Gaza c’est loin d’être terminé, comme le disait hier notre amie Thérèse. Et pour cause. Les Américains dont Trump qui ne comprennent rien ni à l’histoire d’Israël ni à l’islam ni aux enjeux ont nommé d’illustres incompétents voire de véritables salopards pour gérer un dossier explosif.
Combien d’amis d’Israël et combien d’amis des Palestiniens dans la liste ?? Horresco referons…
L’immonde Erdogan qui en bon musulman hait Israël.
Le secrétaire d’Etat américain, Marco Rubio, l’ancien premier ministre britannique TRAVAILLISTE Tony Blair, l’émissaire spécial américain Steve Witkoff, le gendre du président américain Jared Kushner… le président de la Banque mondiale, Ajay Banga, Marc Rowan, un milliardaire patron du fonds d’investissement Apollo Global, Le conseil de la paix est censé superviser le travail du comité palestinien chargé d’administrer la bande de Gaza, dans le cadre de la deuxième phase du plan Trump…
Bref Gaza échappe donc de fait à Israël le seul capable de comprendre comment fonctionnent les terroristes palestiniens. Le « conseil » va donc essayer de faire revivre Gaza en y construisant une Riviera ? En laissant les palestiniens reconstruire les tunnels et les abris à terroristes ,
On comprend que Netanyahu soit prêt à claquer la porte. Et il aurait bien raison. Les Israéliens n’ont pas vécu ce qu’ils ont vécu depuis le 7 octobre pour se retrouver face à la même menace du Hamas réimplanté à Gaza par la bonne grâce des dhimmis qui ne savent pas que les fanatiques palestiniens ne sont là que pour tuer du juif, pour tuer les juifs, pour voler Israël à leurs légitimes propriétaires à coups d’enlèvements, d’intifada, de meurtres et autres assassinats. Si on laisse Trump et ses amis s’occuper de Gaza ce sera un second Auschwitz. Pour le coup et pour la première fois depuis qu’il a été élu je suis en désaccord avec Trump.
En tout cas iil me semble que les seules personnes qualifiées pour gérer Gaza et son avenir c’est les Israéliens, personne d’autre… A suivre!
Christine Tasin
Les États-Unis accélèrent la mise en œuvre de la seconde phase de leur plan pour Gaza, malgré les réserves exprimées par Benyamin Netanyahou.
D’après Axios, ces critiques ont été formulées après l’annonce de la composition du futur conseil exécutif, incluant des représentants turcs et qataris, sans que cela ne modifie la stratégie de Washington. Les conseillers du président Trump avancent vers la « phase deux » du plan de paix pour Gaza, malgré les objections exprimées par le Premier ministre israélien Benyamin Netanyahou, rapportent plusieurs sources proches du dossier, citées par Axios.

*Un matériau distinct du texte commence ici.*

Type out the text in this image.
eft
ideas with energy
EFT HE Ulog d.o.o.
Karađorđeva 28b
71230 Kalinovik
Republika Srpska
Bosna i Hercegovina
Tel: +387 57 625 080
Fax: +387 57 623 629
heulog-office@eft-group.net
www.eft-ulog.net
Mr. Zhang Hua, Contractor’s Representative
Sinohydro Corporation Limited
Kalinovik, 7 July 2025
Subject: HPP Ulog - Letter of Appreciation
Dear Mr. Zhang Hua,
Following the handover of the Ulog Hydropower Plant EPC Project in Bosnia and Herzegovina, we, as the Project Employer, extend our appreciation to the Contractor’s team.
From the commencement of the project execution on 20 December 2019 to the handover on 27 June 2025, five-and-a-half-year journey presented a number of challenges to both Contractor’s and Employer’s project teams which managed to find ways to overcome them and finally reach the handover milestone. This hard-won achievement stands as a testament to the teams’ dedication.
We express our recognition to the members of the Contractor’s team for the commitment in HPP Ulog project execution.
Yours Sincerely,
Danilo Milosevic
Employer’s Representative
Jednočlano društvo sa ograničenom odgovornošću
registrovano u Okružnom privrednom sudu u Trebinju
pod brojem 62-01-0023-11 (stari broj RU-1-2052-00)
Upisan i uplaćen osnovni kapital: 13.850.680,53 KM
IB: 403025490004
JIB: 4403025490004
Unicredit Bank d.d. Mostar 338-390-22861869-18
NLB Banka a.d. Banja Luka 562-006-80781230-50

« C’est notre spectacle, pas le sien. Au cours des derniers mois, nous avons réussi à faire à Gaza ce que personne ne croyait possible, et nous continuerons à avancer », a déclaré un haut responsable américain à Axios au sujet du Premier ministre israélien.
La tension s’est cristallisée après la publication par Benjamin Netanyahou d’un communiqué, dénonçant la composition du futur conseil exécutif chargé de la gouvernance de Gaza, annoncé par la Maison Blanche le 16 janvier. Parmi ses membres figurent notamment le ministre turc des Affaires étrangères et un haut responsable qatari — une perspective à laquelle le dirigeant israélien est opposé depuis longtemps, estimant que ni Ankara ni Doha ne devraient jouer un rôle dans l’administration de Gaza. D’après Axios, l’annonce a pris le Premier ministre israélien de court, aucune concertation préalable n’ayant eu lieu avec Israël. Interrogé par Axios sur la réaction de Benjamin Netanyahou, un haut responsable américain a expliqué qu’il n’avait pas été consulté sur la composition du comité, car il ne disposait, selon Washington, d’aucun droit de regard sur cette décision. La même source a laissé entendre que, si les États-Unis devaient gérer le dossier de Gaza, cela se ferait selon leurs propres modalités, sans entrer dans un bras de fer politique avec Israël.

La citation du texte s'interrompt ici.